Accurate and complete product descriptions are crucial for e-commerce, yet seller-provided information often falls short. Customer reviews offer valuable details but are laborious to sift through manually. We present PRAISE: Product Review Attribute Insight Structuring Engine, a novel system that uses Large Language Models (LLMs) to automatically extract, compare, and structure insights from customer reviews and seller descriptions. PRAISE provides users with an intuitive interface to identify missing, contradictory, or partially matching details between these two sources, presenting the discrepancies in a clear, structured format alongside supporting evidence from reviews. This allows sellers to easily enhance their product listings for clarity and persuasiveness, and buyers to better assess product reliability. Our demonstration showcases PRAISE's workflow, its effectiveness in generating actionable structured insights from unstructured reviews, and its potential to significantly improve the quality and trustworthiness of e-commerce product catalogs.
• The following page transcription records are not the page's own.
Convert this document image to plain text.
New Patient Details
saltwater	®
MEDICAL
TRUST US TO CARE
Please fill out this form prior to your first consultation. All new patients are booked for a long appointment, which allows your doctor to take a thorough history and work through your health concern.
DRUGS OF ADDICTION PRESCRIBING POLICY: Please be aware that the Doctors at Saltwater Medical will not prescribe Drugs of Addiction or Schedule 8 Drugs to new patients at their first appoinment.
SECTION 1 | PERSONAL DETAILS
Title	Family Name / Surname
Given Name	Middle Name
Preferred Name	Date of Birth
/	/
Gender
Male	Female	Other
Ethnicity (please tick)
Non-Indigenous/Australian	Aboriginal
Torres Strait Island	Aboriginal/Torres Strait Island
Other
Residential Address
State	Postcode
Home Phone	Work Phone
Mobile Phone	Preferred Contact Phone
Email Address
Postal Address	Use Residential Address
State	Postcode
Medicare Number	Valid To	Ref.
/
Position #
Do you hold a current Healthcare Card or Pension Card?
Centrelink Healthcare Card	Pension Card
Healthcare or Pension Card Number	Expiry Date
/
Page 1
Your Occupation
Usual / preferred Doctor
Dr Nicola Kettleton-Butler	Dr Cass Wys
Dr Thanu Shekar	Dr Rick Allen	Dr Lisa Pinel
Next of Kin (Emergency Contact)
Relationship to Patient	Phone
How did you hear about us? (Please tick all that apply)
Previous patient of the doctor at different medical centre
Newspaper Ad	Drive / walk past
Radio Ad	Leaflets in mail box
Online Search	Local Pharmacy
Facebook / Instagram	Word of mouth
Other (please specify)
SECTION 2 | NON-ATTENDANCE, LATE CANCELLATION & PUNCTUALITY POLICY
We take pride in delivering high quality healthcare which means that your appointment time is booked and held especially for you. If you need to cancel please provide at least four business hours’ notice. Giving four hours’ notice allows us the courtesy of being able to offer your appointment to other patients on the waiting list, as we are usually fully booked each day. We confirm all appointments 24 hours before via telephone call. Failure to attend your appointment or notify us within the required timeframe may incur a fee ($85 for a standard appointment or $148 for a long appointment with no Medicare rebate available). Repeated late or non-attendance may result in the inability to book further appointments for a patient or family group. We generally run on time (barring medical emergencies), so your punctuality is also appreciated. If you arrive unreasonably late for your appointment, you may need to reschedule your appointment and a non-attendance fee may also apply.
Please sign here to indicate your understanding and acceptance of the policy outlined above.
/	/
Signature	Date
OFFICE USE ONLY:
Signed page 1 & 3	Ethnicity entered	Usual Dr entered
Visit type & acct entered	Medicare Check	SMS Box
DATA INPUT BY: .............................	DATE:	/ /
Understanding Gender Bias in AI-Generated Product Descriptions

Kelly, Markelle, Tahaei, Mohammad, Smyth, Padhraic, Wilcox, Lauren

arXiv.org Artificial Intelligence

While gender bias in large language models (LLMs) has been extensively studied in many domains, uses of LLMs in e-commerce remain largely unexamined and may reveal novel forms of algorithmic bias and harm. Our work investigates this space, developing data-driven taxonomic categories of gender bias in the context of product description generation, which we situate with respect to existing general purpose harms taxonomies. We illustrate how AI-generated product descriptions can uniquely surface gender biases in ways that require specialized detection and mitigation approaches. Further, we quantitatively analyze issues corresponding to our taxonomic categories in two models used for this task -- GPT-3.5 and an e-commerce-specific LLM -- demonstrating that these forms of bias commonly occur in practice. Our results illuminate unique, under-explored dimensions of gender bias, such as assumptions about clothing size, stereotypical bias in which features of a product are advertised, and differences in the use of persuasive language. These insights contribute to our understanding of three types of AI harms identified by current frameworks: exclusionary norms, stereotyping, and performance disparities, particularly for the context of e-commerce.
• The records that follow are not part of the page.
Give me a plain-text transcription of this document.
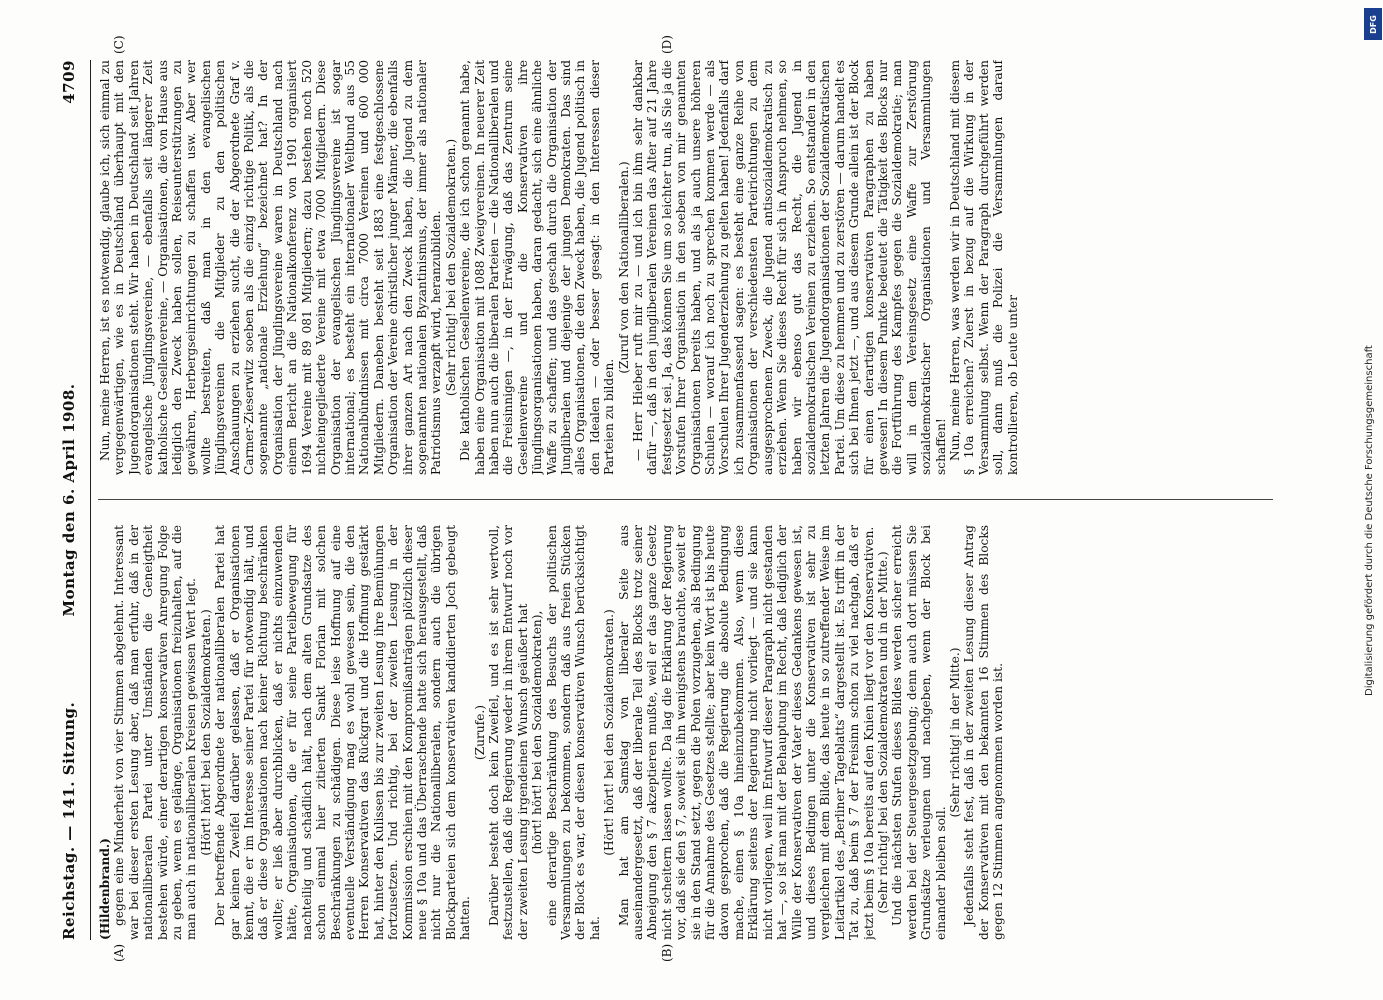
Reichstag. — 141. Sitzung.
Montag den 6. April 1908.
4709
(A)	(B)
(C)	(D)

(Hildenbrand.) gegen eine Minderheit von vier Stimmen abgelehnt. Interessant war bei dieser ersten Lesung aber, daß man erfuhr, daß in der nationalliberalen Partei unter Umständen die Geneigtheit bestehen würde, einer derartigen konservativen Anregung Folge zu geben, wenn es gelänge, Organisationen freizuhalten, auf die man auch in nationalliberalen Kreisen gewissen Wert legt. (Hört! hört! bei den Sozialdemokraten.) Der betreffende Abgeordnete der nationalliberalen Partei hat gar keinen Zweifel darüber gelassen, daß er Organisationen kennt, die er im Interesse seiner Partei für notwendig hält, und daß er diese Organisationen nach keiner Richtung beschränken wollte; er ließ aber durchblicken, daß er nichts einzuwenden hätte, Organisationen, die er für seine Parteibewegung für nachteilig und schädlich hält, nach dem alten Grundsatze des schon einmal hier zitierten Sankt Florian mit solchen Beschränkungen zu schädigen. Diese leise Hoffnung auf eine eventuelle Verständigung mag es wohl gewesen sein, die den Herren Konservativen das Rückgrat und die Hoffnung gestärkt hat, hinter den Kulissen bis zur zweiten Lesung ihre Bemühungen fortzusetzen. Und richtig, bei der zweiten Lesung in der Kommission erschien mit den Kompromißanträgen plötzlich dieser neue § 10a und das Überraschende hatte sich herausgestellt, daß nicht nur die Nationalliberalen, sondern auch die übrigen Blockparteien sich dem konservativen kandidierten Joch gebeugt hatten.

(Zurufe.) Darüber besteht doch kein Zweifel, und es ist sehr wertvoll, festzustellen, daß die Regierung weder in ihrem Entwurf noch vor der zweiten Lesung irgendeinen Wunsch geäußert hat (hört! hört! bei den Sozialdemokraten), eine derartige Beschränkung des Besuchs der politischen Versammlungen zu bekommen, sondern daß aus freien Stücken der Block es war, der diesen konservativen Wunsch berücksichtigt hat.

(Hört! hört! bei den Sozialdemokraten.) Man hat am Samstag von liberaler Seite aus auseinandergesetzt, daß der liberale Teil des Blocks trotz seiner Abneigung den § 7 akzeptieren mußte, weil er das ganze Gesetz nicht scheitern lassen wollte. Da lag die Erklärung der Regierung vor, daß sie den § 7, soweit sie ihn wenigstens brauchte, soweit er sie in den Stand setzt, gegen die Polen vorzugehen, als Bedingung für die Annahme des Gesetzes stellte; aber kein Wort ist bis heute davon gesprochen, daß die Regierung die absolute Bedingung mache, einen § 10a hineinzubekommen. Also, wenn diese Erklärung seitens der Regierung nicht vorliegt — und sie kann nicht vorliegen, weil im Entwurf dieser Paragraph nicht gestanden hat —, so ist man mit der Behauptung im Recht, daß lediglich der Wille der Konservativen der Vater dieses Gedankens gewesen ist, und dieses Bedingen unter die Konservativen ist sehr zu vergleichen mit dem Bilde, das heute in so zutreffender Weise im Leitartikel des „Berliner Tageblatts“ dargestellt ist. Es trifft in der Tat zu, daß beim § 7 der Freisinn schon zu viel nachgab, daß er jetzt beim § 10a bereits auf den Knien liegt vor den Konservativen. (Sehr richtig! bei den Sozialdemokraten und in der Mitte.) Und die nächsten Stufen dieses Bildes werden sicher erreicht werden bei der Steuergesetzgebung; denn auch dort müssen Sie Grundsätze verleugnen und nachgeben, wenn der Block bei einander bleiben soll.

(Sehr richtig! in der Mitte.) Jedenfalls steht fest, daß in der zweiten Lesung dieser Antrag der Konservativen mit den bekannten 16 Stimmen des Blocks gegen 12 Stimmen angenommen worden ist.

Nun, meine Herren, ist es notwendig, glaube ich, sich einmal zu vergegenwärtigen, wie es in Deutschland überhaupt mit den Jugendorganisationen steht. Wir haben in Deutschland seit Jahren evangelische Jünglingsvereine, — ebenfalls seit längerer Zeit katholische Gesellenvereine, — Organisationen, die von Hause aus lediglich den Zweck haben sollen, Reiseunterstützungen zu gewähren, Herbergseinrichtungen zu schaffen usw. Aber wer wollte bestreiten, daß man in den evangelischen Jünglingsvereinen die Mitglieder zu den politischen Anschauungen zu erziehen sucht, die der Abgeordnete Graf v. Carmer-Zieserwitz soeben als die einzig richtige Politik, als die sogenannte „nationale Erziehung“ bezeichnet hat? In der Organisation der Jünglingsvereine waren in Deutschland nach einem Bericht an die Nationalkonferenz von 1901 organisiert 1694 Vereine mit 89 081 Mitgliedern; dazu bestehen noch 520 nichteingegliederte Vereine mit etwa 7000 Mitgliedern. Diese Organisation der evangelischen Jünglingsvereine ist sogar international; es besteht ein internationaler Weltbund aus 55 Nationalbündnissen mit circa 7000 Vereinen und 600 000 Mitgliedern. Daneben besteht seit 1883 eine festgeschlossene Organisation der Vereine christlicher junger Männer, die ebenfalls ihrer ganzen Art nach den Zweck haben, die Jugend zu dem sogenannten nationalen Byzantinismus, der immer als nationaler Patriotismus verzapft wird, heranzubilden. (Sehr richtig! bei den Sozialdemokraten.) Die katholischen Gesellenvereine, die ich schon genannt habe, haben eine Organisation mit 1088 Zweigvereinen. In neuerer Zeit haben nun auch die liberalen Parteien — die Nationalliberalen und die Freisinnigen —, in der Erwägung, daß das Zentrum seine Gesellenvereine und die Konservativen ihre Jünglingsorganisationen haben, daran gedacht, sich eine ähnliche Waffe zu schaffen; und das geschah durch die Organisation der Jungliberalen und diejenige der jungen Demokraten. Das sind alles Organisationen, die den Zweck haben, die Jugend politisch in den Idealen — oder besser gesagt: in den Interessen dieser Parteien zu bilden.

(Zuruf von den Nationalliberalen.) — Herr Hieber ruft mir zu — und ich bin ihm sehr dankbar dafür —, daß in den jungliberalen Vereinen das Alter auf 21 Jahre festgesetzt sei. Ja, das können Sie um so leichter tun, als Sie ja die Vorstufen Ihrer Organisation in den soeben von mir genannten Organisationen bereits haben, und als ja auch unsere höheren Schulen — worauf ich noch zu sprechen kommen werde — als Vorschulen Ihrer Jugenderziehung zu gelten haben! Jedenfalls darf ich zusammenfassend sagen: es besteht eine ganze Reihe von Organisationen der verschiedensten Parteirichtungen zu dem ausgesprochenen Zweck, die Jugend antisozialdemokratisch zu erziehen. Wenn Sie dieses Recht für sich in Anspruch nehmen, so haben wir ebenso gut das Recht, die Jugend in sozialdemokratischen Vereinen zu erziehen. So entstanden in den letzten Jahren die Jugendorganisationen der Sozialdemokratischen Partei. Um diese zu hemmen und zu zerstören — darum handelt es sich bei Ihnen jetzt —, und aus diesem Grunde allein ist der Block für einen derartigen konservativen Paragraphen zu haben gewesen! In diesem Punkte bedeutet die Tätigkeit des Blocks nur die Fortführung des Kampfes gegen die Sozialdemokratie; man will in dem Vereinsgesetz eine Waffe zur Zerstörung sozialdemokratischer Organisationen und Versammlungen schaffen! Nun, meine Herren, was werden wir in Deutschland mit diesem § 10a erreichen? Zuerst in bezug auf die Wirkung in der Versammlung selbst. Wenn der Paragraph durchgeführt werden soll, dann muß die Polizei die Versammlungen darauf kontrollieren, ob Leute unter	Digitalisierung gefördert durch die Deutsche Forschungsgemeinschaft
DFG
Stick to Facts: Towards Fidelity-oriented Product Description Generation

Chan, Zhangming, Chen, Xiuying, Wang, Yongliang, Li, Juntao, Zhang, Zhiqiang, Gai, Kun, Zhao, Dongyan, Yan, Rui

arXiv.org Artificial Intelligence

Different from other text generation tasks, in product description generation, it is of vital importance to generate faithful descriptions that stick to the product attribute information. However, little attention has been paid to this problem. To bridge this gap, we propose a model named Fidelity-oriented Product Description Generator (FPDG). FPDG takes the entity label of each word into account, since the product attribute information is always conveyed by entity words. Specifically, we first propose a Recurrent Neural Network (RNN) decoder based on the Entity-label-guided Long Short-Term Memory (ELSTM) cell, taking both the embedding and the entity label of each word as input. Second, we establish a keyword memory that stores the entity labels as keys and keywords as values, allowing FPDG to attend to keywords by attending to their entity labels. Experiments conducted on a large-scale real-world product description dataset show that our model achieves state-of-the-art performance in terms of both traditional generation metrics and human evaluations. Specifically, FPDG increases the fidelity of the generated descriptions by 25%.